Her audacious gamble paid off. Her first novel,
Indiana,
under the pen name G. Sand, was a succès de scandale, a scathing “manifesto” that assailed feminine marital bondage and masculine privilege. This was followed by a spate of other books, all messianically radical and produced with manic industry. Over a lifetime she accumulated a staggering 150 volumes: 70 novels and novellas, 25 plays, a dozen collections of essays and miscellany, an immense autobiography, and 40,000 letters. Although praised for its sensuous musicality, George’s writing was informed by a “passion for the idea.” Everything she wrote was a cri de coeur for reform, for a new socialist, egalitarian order that influenced thinkers from George Eliot to Karl Marx.

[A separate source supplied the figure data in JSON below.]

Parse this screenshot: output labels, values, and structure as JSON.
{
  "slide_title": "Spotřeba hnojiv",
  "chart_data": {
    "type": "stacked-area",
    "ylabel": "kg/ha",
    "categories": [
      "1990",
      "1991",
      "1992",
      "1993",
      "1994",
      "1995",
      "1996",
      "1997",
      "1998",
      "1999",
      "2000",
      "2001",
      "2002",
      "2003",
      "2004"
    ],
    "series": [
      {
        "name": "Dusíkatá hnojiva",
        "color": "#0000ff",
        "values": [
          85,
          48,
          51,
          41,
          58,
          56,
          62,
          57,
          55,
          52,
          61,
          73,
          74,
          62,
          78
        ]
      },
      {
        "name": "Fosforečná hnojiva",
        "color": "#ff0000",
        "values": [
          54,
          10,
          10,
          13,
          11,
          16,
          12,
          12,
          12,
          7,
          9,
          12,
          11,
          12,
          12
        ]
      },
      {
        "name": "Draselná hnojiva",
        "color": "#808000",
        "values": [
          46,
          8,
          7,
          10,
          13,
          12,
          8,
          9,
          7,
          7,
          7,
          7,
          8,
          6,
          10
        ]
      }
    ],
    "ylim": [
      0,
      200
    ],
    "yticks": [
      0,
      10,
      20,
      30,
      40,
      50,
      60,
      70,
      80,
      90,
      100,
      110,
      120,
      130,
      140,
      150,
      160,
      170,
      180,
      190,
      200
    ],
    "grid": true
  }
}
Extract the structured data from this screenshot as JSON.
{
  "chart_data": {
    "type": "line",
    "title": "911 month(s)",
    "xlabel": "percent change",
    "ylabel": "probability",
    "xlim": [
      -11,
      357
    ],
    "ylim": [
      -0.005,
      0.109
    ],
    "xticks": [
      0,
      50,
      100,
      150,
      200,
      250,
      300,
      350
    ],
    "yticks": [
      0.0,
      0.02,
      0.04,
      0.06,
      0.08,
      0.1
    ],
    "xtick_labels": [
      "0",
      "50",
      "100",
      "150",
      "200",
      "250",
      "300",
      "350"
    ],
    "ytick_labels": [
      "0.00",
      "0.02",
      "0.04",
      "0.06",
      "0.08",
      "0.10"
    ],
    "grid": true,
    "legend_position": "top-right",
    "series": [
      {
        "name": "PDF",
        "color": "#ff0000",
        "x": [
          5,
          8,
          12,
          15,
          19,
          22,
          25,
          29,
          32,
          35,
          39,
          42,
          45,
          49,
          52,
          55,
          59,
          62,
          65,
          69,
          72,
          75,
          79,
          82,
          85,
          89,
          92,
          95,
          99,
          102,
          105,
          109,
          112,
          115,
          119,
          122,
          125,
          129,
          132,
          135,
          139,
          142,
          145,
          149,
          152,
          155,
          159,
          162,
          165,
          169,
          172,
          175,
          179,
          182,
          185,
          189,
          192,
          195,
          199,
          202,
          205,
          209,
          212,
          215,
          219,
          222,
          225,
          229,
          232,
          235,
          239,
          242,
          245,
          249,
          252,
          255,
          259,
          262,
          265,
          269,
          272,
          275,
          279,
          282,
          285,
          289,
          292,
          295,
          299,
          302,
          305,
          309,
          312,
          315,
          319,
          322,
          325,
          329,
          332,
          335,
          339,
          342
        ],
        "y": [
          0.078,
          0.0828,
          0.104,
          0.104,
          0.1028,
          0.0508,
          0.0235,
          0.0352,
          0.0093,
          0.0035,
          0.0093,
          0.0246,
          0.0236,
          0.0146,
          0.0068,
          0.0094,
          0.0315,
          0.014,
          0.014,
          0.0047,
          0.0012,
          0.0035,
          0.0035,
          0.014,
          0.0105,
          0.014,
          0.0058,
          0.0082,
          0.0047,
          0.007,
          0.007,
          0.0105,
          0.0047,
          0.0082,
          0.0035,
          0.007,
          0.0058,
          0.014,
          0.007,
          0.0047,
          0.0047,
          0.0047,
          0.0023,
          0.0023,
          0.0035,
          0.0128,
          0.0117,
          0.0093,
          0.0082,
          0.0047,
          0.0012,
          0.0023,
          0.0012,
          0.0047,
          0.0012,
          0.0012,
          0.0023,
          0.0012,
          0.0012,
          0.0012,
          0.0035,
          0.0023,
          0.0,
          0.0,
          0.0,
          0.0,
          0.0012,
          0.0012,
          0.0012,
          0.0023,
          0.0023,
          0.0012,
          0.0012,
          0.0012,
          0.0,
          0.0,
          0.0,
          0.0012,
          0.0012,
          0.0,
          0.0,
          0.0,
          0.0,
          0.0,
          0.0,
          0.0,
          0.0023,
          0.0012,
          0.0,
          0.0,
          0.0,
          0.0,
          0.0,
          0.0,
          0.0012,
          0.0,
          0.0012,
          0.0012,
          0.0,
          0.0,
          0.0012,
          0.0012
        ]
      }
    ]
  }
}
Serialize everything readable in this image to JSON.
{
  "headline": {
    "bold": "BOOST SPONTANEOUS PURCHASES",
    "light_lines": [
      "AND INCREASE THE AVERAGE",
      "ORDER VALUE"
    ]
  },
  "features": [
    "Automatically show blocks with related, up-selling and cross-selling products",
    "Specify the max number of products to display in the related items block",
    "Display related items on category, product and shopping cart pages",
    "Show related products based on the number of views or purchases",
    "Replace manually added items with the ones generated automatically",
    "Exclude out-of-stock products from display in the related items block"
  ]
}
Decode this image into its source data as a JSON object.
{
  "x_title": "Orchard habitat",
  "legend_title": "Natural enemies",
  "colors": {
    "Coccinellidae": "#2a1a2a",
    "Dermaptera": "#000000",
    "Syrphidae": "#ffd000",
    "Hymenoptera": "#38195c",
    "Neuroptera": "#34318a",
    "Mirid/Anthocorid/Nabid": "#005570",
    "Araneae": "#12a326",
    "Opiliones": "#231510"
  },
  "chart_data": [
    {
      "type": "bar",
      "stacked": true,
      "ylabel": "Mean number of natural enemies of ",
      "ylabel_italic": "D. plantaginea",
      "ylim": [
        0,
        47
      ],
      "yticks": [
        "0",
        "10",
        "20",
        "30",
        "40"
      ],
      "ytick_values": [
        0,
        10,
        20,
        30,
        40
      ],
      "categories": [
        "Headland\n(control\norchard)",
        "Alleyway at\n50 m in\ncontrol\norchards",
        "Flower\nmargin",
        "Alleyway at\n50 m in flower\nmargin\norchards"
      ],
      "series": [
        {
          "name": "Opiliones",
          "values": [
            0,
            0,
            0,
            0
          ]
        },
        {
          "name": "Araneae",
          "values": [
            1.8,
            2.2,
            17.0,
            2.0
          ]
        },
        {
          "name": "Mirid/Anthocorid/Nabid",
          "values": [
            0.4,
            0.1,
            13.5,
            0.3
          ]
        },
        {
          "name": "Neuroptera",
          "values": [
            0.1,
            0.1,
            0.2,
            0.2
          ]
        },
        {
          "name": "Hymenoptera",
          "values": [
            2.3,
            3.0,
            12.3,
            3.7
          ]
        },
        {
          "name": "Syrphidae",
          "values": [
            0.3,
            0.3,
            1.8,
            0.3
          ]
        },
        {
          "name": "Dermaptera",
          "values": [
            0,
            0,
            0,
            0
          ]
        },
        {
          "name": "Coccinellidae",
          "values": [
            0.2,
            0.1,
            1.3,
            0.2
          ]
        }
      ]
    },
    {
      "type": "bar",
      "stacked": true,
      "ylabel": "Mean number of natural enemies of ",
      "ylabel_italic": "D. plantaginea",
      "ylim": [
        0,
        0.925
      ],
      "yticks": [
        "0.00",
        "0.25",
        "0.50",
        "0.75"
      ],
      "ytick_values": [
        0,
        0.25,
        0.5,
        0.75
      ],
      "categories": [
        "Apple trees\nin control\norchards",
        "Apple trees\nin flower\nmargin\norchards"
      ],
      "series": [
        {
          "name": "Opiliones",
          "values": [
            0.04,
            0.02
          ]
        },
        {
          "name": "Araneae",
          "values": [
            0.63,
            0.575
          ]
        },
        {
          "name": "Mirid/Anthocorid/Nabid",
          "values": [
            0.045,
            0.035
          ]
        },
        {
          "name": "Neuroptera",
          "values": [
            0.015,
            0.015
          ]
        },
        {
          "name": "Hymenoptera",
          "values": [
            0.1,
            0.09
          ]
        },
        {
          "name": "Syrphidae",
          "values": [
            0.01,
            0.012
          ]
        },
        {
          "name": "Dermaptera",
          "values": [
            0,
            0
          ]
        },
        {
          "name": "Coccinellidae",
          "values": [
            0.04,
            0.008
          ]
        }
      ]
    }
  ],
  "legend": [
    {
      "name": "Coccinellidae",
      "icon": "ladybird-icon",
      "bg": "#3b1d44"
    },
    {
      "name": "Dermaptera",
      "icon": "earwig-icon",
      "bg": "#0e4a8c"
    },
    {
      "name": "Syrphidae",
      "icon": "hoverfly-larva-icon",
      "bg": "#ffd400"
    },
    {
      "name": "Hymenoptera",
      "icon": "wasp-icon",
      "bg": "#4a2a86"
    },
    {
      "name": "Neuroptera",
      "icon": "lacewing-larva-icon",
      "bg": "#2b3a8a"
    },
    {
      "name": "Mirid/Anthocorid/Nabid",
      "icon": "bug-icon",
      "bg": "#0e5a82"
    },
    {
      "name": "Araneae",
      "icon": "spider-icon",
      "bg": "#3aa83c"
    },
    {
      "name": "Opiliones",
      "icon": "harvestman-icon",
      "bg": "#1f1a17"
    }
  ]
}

Never beautiful—even in her “bachelor” heyday in Paris—George not only swayed men’s minds through the “fascination of her genius,” she totally captivated them sexually. With an “odalisque’s authority,” she chose and beguiled her lovers, often two or more at a time. These affairs were conducted
con furioso.
All Europe followed her soap opera amour with celebrity poet Alfred de Musset with bated breath. She handled this spoiled womanizer like an erotic maestra. At the zenith of her fame she invited him to her apartment, where he found her in a Turkish negligee inundated by admirers, smoking a pipe. While he caressed her babouches, she warned, “Do not speak to me of love.” He did, according to plan, and spirited her off to Venice, where George checkmated his night of brothel hopping with a grand slam infidelity of her own. When she threw him over, he tore out his hair in tufts and cried, “Tell her that I love her with all my heart, that she is still the most womanly woman I have ever known.”
With maturity, George’s erotic heft increased. Wiser in love and learning, she floored it romantically. Under cover of a maternal, one-of-the-guys persona, she assembled a squadron of male admirers who “were more or less in love with her.” A seasoned enchantress by now, she throttled up the elder aphrodisiacs. Making the most of her ripened, unfathomably complex personality, she drove a handsome Swiss poet to public tears at a soiree. “This complicated being is unintelligible to me,” he cried. “Oh siren!”